Carver walked back to where he had been standing, picked up the grenade launcher, and threw it into the inferno below. He checked to see that there was no one nearby, and then pitched the gas mask over, too. Then he looked at his watch. It was half past five. That gave him an hour and a half to drive to Cap d’Antibes, check into the Hotel du Cap, grab a shower, change into whatever clean clothes he could find, and get ready to see Alix again.
That sounded just about perfect.
74
It was half past eleven in the morning in Washington, D.C., and they were back at the White House, in the Woodshed meeting room. Leo Horabin wanted an update on the investigation. The story was told from the beginning, with Kady Jones screening Henry Wong’s photograph of Vermulen and Francesco Riva, and explaining the potential significance of their meeting. Tom Mulvagh then described his investigation into Vermulen’s movements in Europe and the death of his personal assistant Mary Lou Stoller.
“I began a detailed analysis of Mrs. Stoller’s replacement as the general’s assistant, Ms. Natalia Morley, in conjunction with Ted Jaworski. Ted, perhaps you’d like to present the findings of that analysis.”
The CIA man took over.
“Certainly. The bottom line is, Natalia Morley does not exist. It’s a false identity, prepared well enough to stand up to the level of investigation an employer makes into a secretarial hiring.

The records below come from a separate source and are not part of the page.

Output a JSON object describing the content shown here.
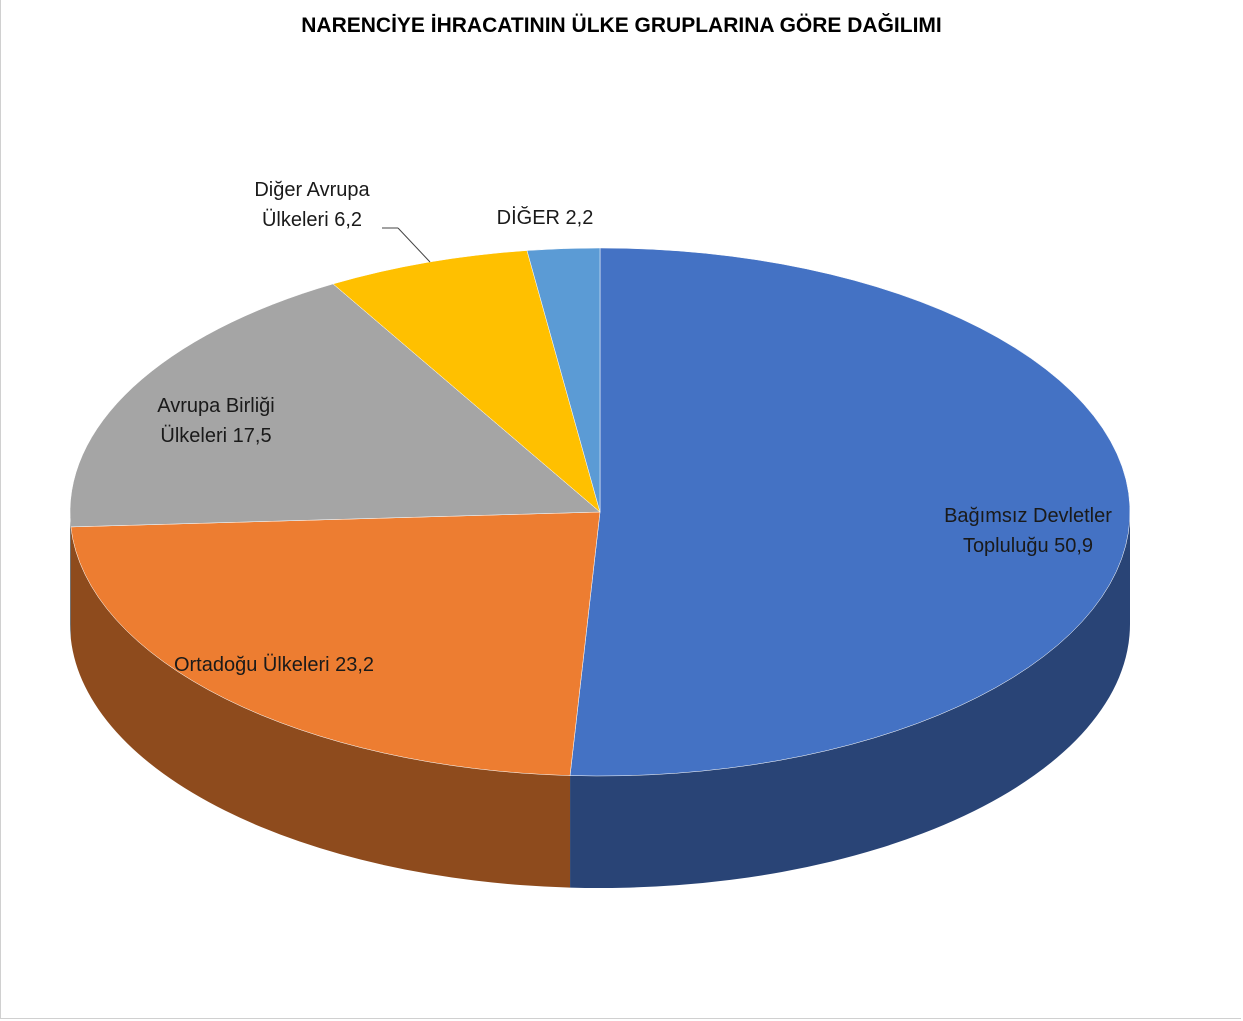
{
  "chart_data": {
    "type": "pie",
    "title": "NARENCİYE İHRACATININ ÜLKE GRUPLARINA GÖRE DAĞILIMI",
    "categories": [
      "Bağımsız Devletler Topluluğu",
      "Ortadoğu Ülkeleri",
      "Avrupa Birliği Ülkeleri",
      "Diğer Avrupa Ülkeleri",
      "DİĞER"
    ],
    "values": [
      50.9,
      23.2,
      17.5,
      6.2,
      2.2
    ],
    "value_labels": [
      "50,9",
      "23,2",
      "17,5",
      "6,2",
      "2,2"
    ],
    "colors": [
      "#4472c4",
      "#ed7d31",
      "#a5a5a5",
      "#ffc000",
      "#5b9bd5"
    ]
  }
}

There was a birth certificate, marriage license, and divorce papers, references from prior employers, credit-card records, and so forth. But the moment I started looking deeper and wider, it all fell apart. I could find no trace of her supposed husband, Steve Morley. The couple’s home addresses in both Russia and Switzerland were phony. Ms. Morley had given a name and number for the human-resources department of the Swiss-based bank that had employed her, but when I called that number it had been disconnected and no one at the bank had ever heard of her.
“So if this woman isn’t Natalia Morley, who is she? Since she claimed to be Russian, that was the first place to look. I had my people secure security footage from Dulles International the day she and Vermulen left for Amsterdam, and compare it with known KGB and FSB operatives.”